Safety Considerations
No UK SmPC, MHRA summary of product characteristics, or formally structured safety data were available at the time of this report. The following safety signals were identified through systematic literature review within this evidence pack and should inform the risk management plan for any future UK regulatory submission:
- Toxic Epidermal Necrolysis (TEN): A 2024 case report (PMID 38734855) documents TEN associated with topical bromfenac sodium eye drops — a rare but potentially life-threatening cutaneous reaction. Prescribers should counsel patients to seek immediate medical attention if mucocutaneous signs develop.
- Corneal Melting and Perforation in Vulnerable Patients: Use of topical NSAIDs in patients with conditions that compromise corneal epithelial integrity — including Stevens-Johnson syndrome, Sjögren’s syndrome, rheumatoid arthritis, and severe pre-existing dry eye — has been associated with corneal thinning and perforation (PMID 17720085, PMID 30042108). Use in these populations requires extreme caution or avoidance.
- Historical Systemic Hepatotoxicity: The oral systemic formulation of bromfenac was withdrawn from the US market in 1998 due to severe drug-induced liver injury (PMID 17023947, PMID 12016548). Current topical ophthalmic formulations have negligible systemic absorption and are not associated with this risk; however, prescribers should be aware of this historical context when counselling patients.
Please refer to the SmPC and BNF for comprehensive safety information once a UK licence is granted. Report suspected adverse reactions via the Yellow Card Scheme (https://yellowcard.mhra.gov.uk/).
Conclusion and Next Steps
Decision: Proceed with Guardrails
Rationale: The evidence base for bromfenac across ophthalmic indications is exceptionally robust — underpinned by multiple completed Phase 3 RCTs (including the PREMED study, n=1,127), a 2024 systematic review and meta-analysis supporting adjunct anti-VEGF use, and established regulatory approvals in the US and across several European markets. The absence of a current UK licence reflects a regulatory gap rather than a clinical evidence gap, and the strong international dossier makes this a viable candidate for MHRA application.
To proceed, the following is needed:
- MHRA Marketing Authorisation Application: Submission of a full or hybrid dossier using existing FDA and EMA approval data as bridging evidence; identify appropriate MAH sponsor
- Formal MOA and SmPC Documentation: Retrieve complete DrugBank entry and international SmPC to populate mechanism of action, contraindications, and special warning sections
- UK-Specific Risk Management Plan: Develop a formal pharmacovigilance plan addressing the TEN risk, corneal integrity warnings, and monitoring requirements for at-risk patient populations (dry eye, SJS, Sjögren’s)
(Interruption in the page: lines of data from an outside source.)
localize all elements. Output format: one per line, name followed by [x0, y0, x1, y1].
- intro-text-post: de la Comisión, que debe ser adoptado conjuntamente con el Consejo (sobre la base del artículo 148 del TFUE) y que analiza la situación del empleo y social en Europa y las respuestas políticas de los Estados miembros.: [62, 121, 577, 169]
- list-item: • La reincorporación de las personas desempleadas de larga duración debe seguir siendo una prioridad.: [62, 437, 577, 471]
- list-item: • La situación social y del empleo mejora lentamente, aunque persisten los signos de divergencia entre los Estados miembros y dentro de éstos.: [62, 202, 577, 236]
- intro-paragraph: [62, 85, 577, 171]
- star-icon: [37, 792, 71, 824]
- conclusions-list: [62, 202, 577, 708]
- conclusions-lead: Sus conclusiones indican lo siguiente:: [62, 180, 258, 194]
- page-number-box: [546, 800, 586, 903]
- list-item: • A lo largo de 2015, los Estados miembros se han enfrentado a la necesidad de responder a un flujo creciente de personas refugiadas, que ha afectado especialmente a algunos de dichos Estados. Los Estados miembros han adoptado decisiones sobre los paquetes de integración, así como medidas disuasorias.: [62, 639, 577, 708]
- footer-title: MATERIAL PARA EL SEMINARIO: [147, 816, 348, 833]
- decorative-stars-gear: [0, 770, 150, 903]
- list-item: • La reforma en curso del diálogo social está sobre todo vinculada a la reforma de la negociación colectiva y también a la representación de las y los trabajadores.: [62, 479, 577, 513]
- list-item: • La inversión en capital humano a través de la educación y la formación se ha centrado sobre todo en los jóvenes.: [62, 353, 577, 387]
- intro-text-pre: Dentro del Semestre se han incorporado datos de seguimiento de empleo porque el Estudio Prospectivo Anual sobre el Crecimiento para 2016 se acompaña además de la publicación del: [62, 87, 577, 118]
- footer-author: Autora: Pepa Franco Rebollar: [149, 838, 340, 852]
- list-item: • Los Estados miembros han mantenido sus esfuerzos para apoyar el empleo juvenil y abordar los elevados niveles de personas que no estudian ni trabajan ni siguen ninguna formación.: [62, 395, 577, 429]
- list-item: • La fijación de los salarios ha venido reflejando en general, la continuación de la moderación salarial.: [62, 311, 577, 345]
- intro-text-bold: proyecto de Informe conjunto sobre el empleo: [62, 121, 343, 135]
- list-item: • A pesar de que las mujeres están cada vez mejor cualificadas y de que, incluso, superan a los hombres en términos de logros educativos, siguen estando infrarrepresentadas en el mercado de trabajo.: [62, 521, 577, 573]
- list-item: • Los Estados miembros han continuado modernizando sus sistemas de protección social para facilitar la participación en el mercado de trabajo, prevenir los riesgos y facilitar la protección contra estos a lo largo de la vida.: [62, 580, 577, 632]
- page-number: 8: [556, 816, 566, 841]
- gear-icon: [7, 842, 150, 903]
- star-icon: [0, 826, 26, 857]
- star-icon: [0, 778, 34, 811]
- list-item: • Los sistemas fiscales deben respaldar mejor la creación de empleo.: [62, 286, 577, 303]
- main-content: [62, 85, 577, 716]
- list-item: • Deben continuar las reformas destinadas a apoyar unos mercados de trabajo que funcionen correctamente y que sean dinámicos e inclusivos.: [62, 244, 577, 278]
- NICE Health Technology Assessment: Commission economic evaluation to support formulary positioning, particularly as adjunct anti-VEGF therapy for macular disease where treatment burden reduction has significant cost implications
- Specialist Clinical Advisory Input: Engage UK ophthalmology opinion leaders (Royal College of Ophthalmologists) to assess clinical unmet need and optimal positioning within existing NSAID/steroid post-operative regimens
Disclaimer
This content is for research purposes only and does not constitute medical advice. Clinical validation is required before any clinical application.